Mr. Parikshit D Kandpal, Institutional Research Analyst, HDFC Securities
Phoenix Mills (PHNX) reported revenue at Rs 2.1bn, -48%/+60% YoY/QoQ and 15% ahead of our estimate. However, lower-than-expected EBITDA margin and higher interest costs led to loss of Rs 359mn (vs estimated loss of Rs 137mn). All the retail assets have been operating since the end of the quarter. While consumption had reached to 40-55% across major malls in 2QFY21, it reached to 85% of pre-COVID level during the first week of November-20, aided by longer operational hours, opening of F&B section and festive season. Revenue from commercial was at 94% of 2QFY20. Residential segment also posted strong recovery with sales of Rs 447mn. On the back of QIP in August, net debt reduced to Rs 34bn from Rs 43bn on Mar 20-end with net D/E at 0.72x (vs 1.15x at the end of FY20). Despite the near term challenges, we maintain BUY on PHNX given its strong positioning and healthy balance sheet. We tweak our FY21/22/23 estimates and raise TP to Rs 841/sh (vs Rs 828/sh earlier).
Consumption recovery playing out : PHNX registered QoQ growth of 60% in revenue as consumption reached 40-45% of pre-COVID level. Revenue from retail segment reached 45% of 2QFY20. The company has concluded renegotiation with 90% of the retailers and has provided discount on minimum guarantee (MG) rent with 150-200bps higher revenue share till Mar-21 or till consumption increases to 80% of pre-COVID, whichever is earlier. The increased revenue share will continue for short period of time after Mar-21 for some of the retailers, allowing PHNX to claw-back a part of the discount extended to retailers. Management expects retail income at 50% of FY20 level vs 45% guidance earlier.

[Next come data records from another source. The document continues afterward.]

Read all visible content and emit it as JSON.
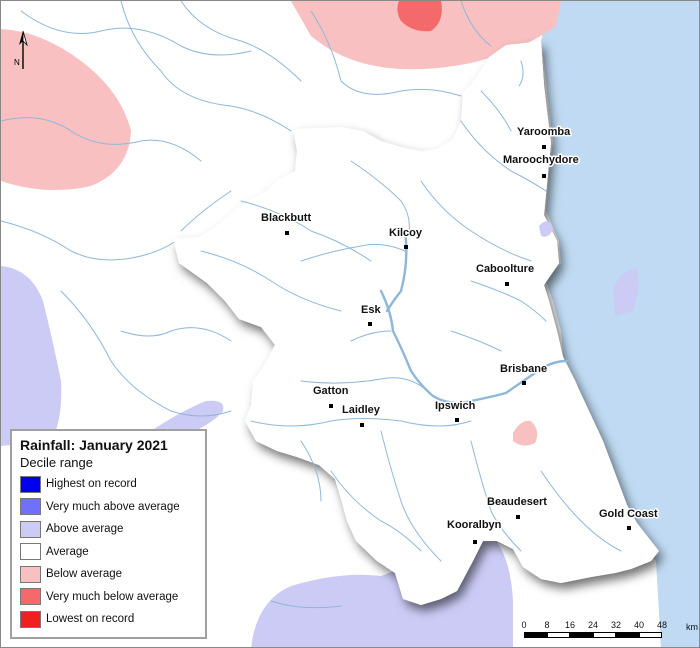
{
  "legend": {
    "title": "Rainfall: January 2021",
    "subtitle": "Decile range",
    "items": [
      {
        "label": "Highest on record",
        "color": "#0000ee"
      },
      {
        "label": "Very much above average",
        "color": "#7070ff"
      },
      {
        "label": "Above average",
        "color": "#cbcbf6"
      },
      {
        "label": "Average",
        "color": "#ffffff"
      },
      {
        "label": "Below average",
        "color": "#f8c0c0"
      },
      {
        "label": "Very much below average",
        "color": "#f46a6a"
      },
      {
        "label": "Lowest on record",
        "color": "#ee2020"
      }
    ]
  },
  "north_arrow": {
    "label": "N"
  },
  "towns": [
    {
      "name": "Yaroomba"
    },
    {
      "name": "Maroochydore"
    },
    {
      "name": "Blackbutt"
    },
    {
      "name": "Kilcoy"
    },
    {
      "name": "Caboolture"
    },
    {
      "name": "Esk"
    },
    {
      "name": "Brisbane"
    },
    {
      "name": "Gatton"
    },
    {
      "name": "Laidley"
    },
    {
      "name": "Ipswich"
    },
    {
      "name": "Beaudesert"
    },
    {
      "name": "Gold Coast"
    },
    {
      "name": "Kooralbyn"
    }
  ],
  "scale": {
    "unit": "km",
    "ticks": [
      "0",
      "8",
      "16",
      "24",
      "32",
      "40",
      "48"
    ]
  },
  "colors": {
    "ocean": "#bfdaf2",
    "river": "#8fb7d9",
    "region_fill": "#ffffff",
    "outside_fill": "#ffffff"
  }
}
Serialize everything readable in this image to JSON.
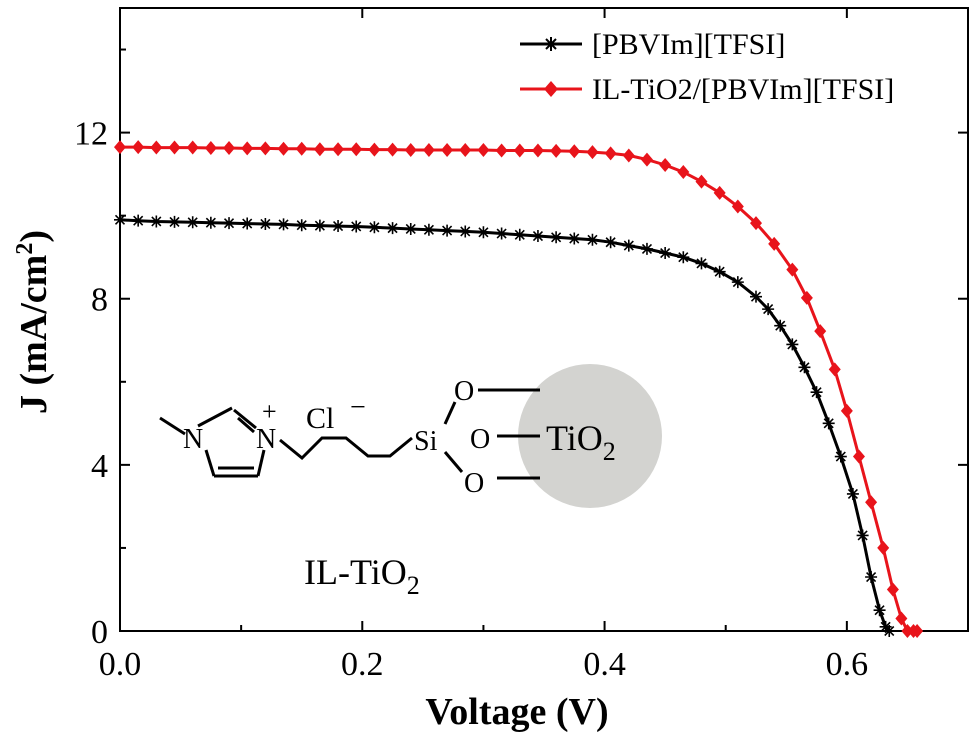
{
  "chart_data": {
    "type": "line",
    "xlabel": "Voltage (V)",
    "ylabel_main": "J (mA/cm",
    "ylabel_sup": "2",
    "ylabel_close": ")",
    "xlim": [
      0,
      0.7
    ],
    "ylim": [
      0,
      15
    ],
    "xticks": [
      0.0,
      0.2,
      0.4,
      0.6
    ],
    "xtick_labels": [
      "0.0",
      "0.2",
      "0.4",
      "0.6"
    ],
    "yticks": [
      0,
      4,
      8,
      12
    ],
    "ytick_labels": [
      "0",
      "4",
      "8",
      "12"
    ],
    "legend_position": "top-right",
    "series": [
      {
        "name": "[PBVIm][TFSI]",
        "color": "#000000",
        "marker": "asterisk",
        "x": [
          0.0,
          0.015,
          0.03,
          0.045,
          0.06,
          0.075,
          0.09,
          0.105,
          0.12,
          0.135,
          0.15,
          0.165,
          0.18,
          0.195,
          0.21,
          0.225,
          0.24,
          0.255,
          0.27,
          0.285,
          0.3,
          0.315,
          0.33,
          0.345,
          0.36,
          0.375,
          0.39,
          0.405,
          0.42,
          0.435,
          0.45,
          0.465,
          0.48,
          0.495,
          0.51,
          0.525,
          0.535,
          0.545,
          0.555,
          0.565,
          0.575,
          0.585,
          0.595,
          0.605,
          0.613,
          0.62,
          0.627,
          0.632,
          0.635
        ],
        "y": [
          9.9,
          9.88,
          9.86,
          9.85,
          9.84,
          9.83,
          9.82,
          9.81,
          9.8,
          9.79,
          9.77,
          9.76,
          9.75,
          9.74,
          9.72,
          9.7,
          9.68,
          9.66,
          9.64,
          9.62,
          9.6,
          9.57,
          9.54,
          9.51,
          9.48,
          9.45,
          9.42,
          9.36,
          9.28,
          9.2,
          9.1,
          9.0,
          8.85,
          8.65,
          8.4,
          8.05,
          7.75,
          7.35,
          6.9,
          6.35,
          5.75,
          5.0,
          4.2,
          3.3,
          2.3,
          1.3,
          0.5,
          0.1,
          0.0
        ]
      },
      {
        "name": "IL-TiO2/[PBVIm][TFSI]",
        "color": "#e8141b",
        "marker": "diamond",
        "x": [
          0.0,
          0.015,
          0.03,
          0.045,
          0.06,
          0.075,
          0.09,
          0.105,
          0.12,
          0.135,
          0.15,
          0.165,
          0.18,
          0.195,
          0.21,
          0.225,
          0.24,
          0.255,
          0.27,
          0.285,
          0.3,
          0.315,
          0.33,
          0.345,
          0.36,
          0.375,
          0.39,
          0.405,
          0.42,
          0.435,
          0.45,
          0.465,
          0.48,
          0.495,
          0.51,
          0.525,
          0.54,
          0.555,
          0.567,
          0.578,
          0.59,
          0.6,
          0.61,
          0.62,
          0.63,
          0.638,
          0.645,
          0.65,
          0.655,
          0.658
        ],
        "y": [
          11.65,
          11.65,
          11.64,
          11.64,
          11.64,
          11.63,
          11.63,
          11.62,
          11.62,
          11.61,
          11.61,
          11.6,
          11.6,
          11.6,
          11.59,
          11.59,
          11.58,
          11.58,
          11.58,
          11.58,
          11.58,
          11.57,
          11.57,
          11.57,
          11.56,
          11.55,
          11.53,
          11.5,
          11.45,
          11.35,
          11.22,
          11.05,
          10.82,
          10.55,
          10.22,
          9.82,
          9.32,
          8.7,
          8.02,
          7.22,
          6.3,
          5.3,
          4.2,
          3.1,
          2.0,
          1.0,
          0.3,
          0.0,
          0.0,
          0.0
        ]
      }
    ],
    "inset": {
      "label_main": "IL-TiO",
      "label_sub": "2",
      "counter_ion": "Cl",
      "charge_minus": "−",
      "charge_plus": "+",
      "atom_n": "N",
      "atom_si": "Si",
      "atom_o": "O",
      "particle_main": "TiO",
      "particle_sub": "2"
    }
  }
}
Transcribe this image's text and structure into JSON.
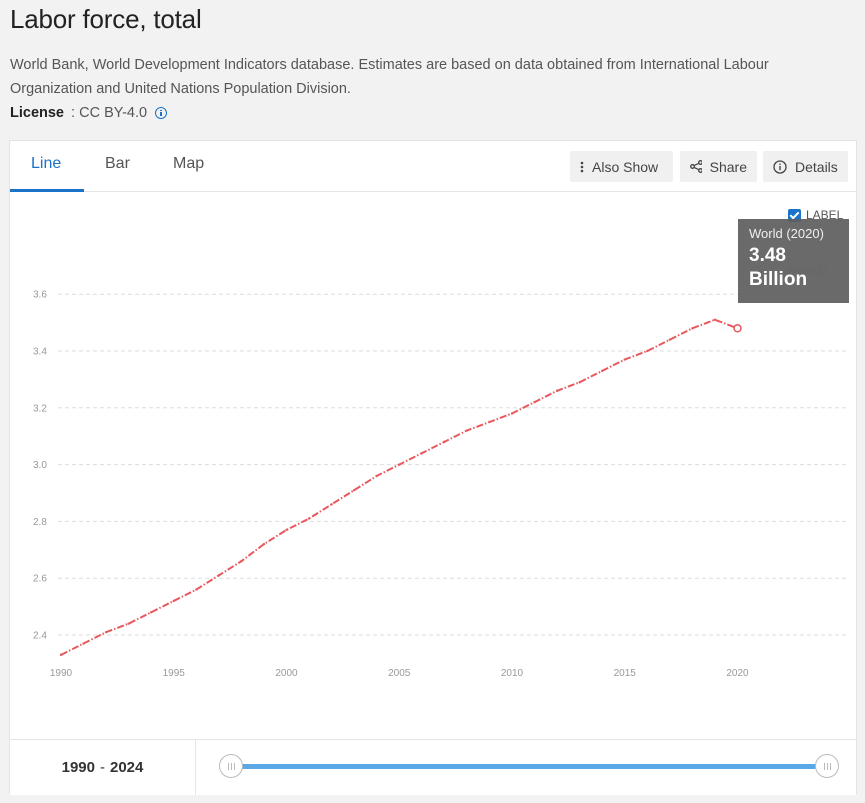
{
  "page": {
    "title": "Labor force, total",
    "source": "World Bank, World Development Indicators database. Estimates are based on data obtained from International Labour Organization and United Nations Population Division.",
    "license_label": "License",
    "license_sep": " : ",
    "license_value": "CC BY-4.0"
  },
  "tabs": [
    {
      "label": "Line",
      "active": true
    },
    {
      "label": "Bar",
      "active": false
    },
    {
      "label": "Map",
      "active": false
    }
  ],
  "toolbar": {
    "also_show": "Also Show",
    "share": "Share",
    "details": "Details"
  },
  "label_toggle": {
    "label": "LABEL",
    "checked": true
  },
  "series_label": "WORLD",
  "tooltip": {
    "label": "World (2020)",
    "value_line1": "3.48",
    "value_line2": "Billion"
  },
  "footer": {
    "range_start": "1990",
    "range_sep": "-",
    "range_end": "2024"
  },
  "colors": {
    "line": "#e8585d",
    "accent": "#1a73c8",
    "slider": "#5aa9e6"
  },
  "icons": {
    "also_show": "vertical-dots-icon",
    "share": "share-icon",
    "details": "info-circle-icon"
  },
  "chart_data": {
    "type": "line",
    "title": "",
    "xlabel": "",
    "ylabel": "",
    "xlim": [
      1990,
      2024
    ],
    "ylim": [
      2.3,
      3.7
    ],
    "x_ticks": [
      1990,
      1995,
      2000,
      2005,
      2010,
      2015,
      2020
    ],
    "y_ticks": [
      2.4,
      2.6,
      2.8,
      3.0,
      3.2,
      3.4,
      3.6
    ],
    "grid": "horizontal dashed",
    "series": [
      {
        "name": "World",
        "color": "#e8585d",
        "x": [
          1990,
          1991,
          1992,
          1993,
          1994,
          1995,
          1996,
          1997,
          1998,
          1999,
          2000,
          2001,
          2002,
          2003,
          2004,
          2005,
          2006,
          2007,
          2008,
          2009,
          2010,
          2011,
          2012,
          2013,
          2014,
          2015,
          2016,
          2017,
          2018,
          2019,
          2020
        ],
        "y": [
          2.33,
          2.37,
          2.41,
          2.44,
          2.48,
          2.52,
          2.56,
          2.61,
          2.66,
          2.72,
          2.77,
          2.81,
          2.86,
          2.91,
          2.96,
          3.0,
          3.04,
          3.08,
          3.12,
          3.15,
          3.18,
          3.22,
          3.26,
          3.29,
          3.33,
          3.37,
          3.4,
          3.44,
          3.48,
          3.51,
          3.48
        ]
      }
    ],
    "highlight": {
      "x": 2020,
      "y": 3.48
    }
  }
}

Balance sheet remains stable with strong liquidity: Consolidated net debt decreased to Rs 34bn from Rs 43bn on Mar-20, on the back of QIP done in August-20. Average cost of borrowing reduced to 8.9% from 9.14% in 1QFY21 and is likely to decrease further by FY21-end. Despite the challenges, PHNX generated positive operating cash flow of Rs 963mn during 1HFY21. Management expects all the retail assets to be able to service their debt from Nov-20, without any support from the parent. Of the Rs 15bn balance capex for four upcoming malls, Rs 1.8bn would be incurred in 2HFY21 and remaining would be spend over FY22-23. All the four malls are expected to be operational by early FY24, which could boost earnings.
Shares of The Phoenix Mills Ltd was last trading in BSE at Rs.630.9 as compared to the previous close of Rs. 613.35. The total number of shares traded during the day was 17197 in over 1856 trades.
The stock hit an intraday high of Rs. 636.65 and intraday low of 609. The net turnover during the day was Rs. 10809438.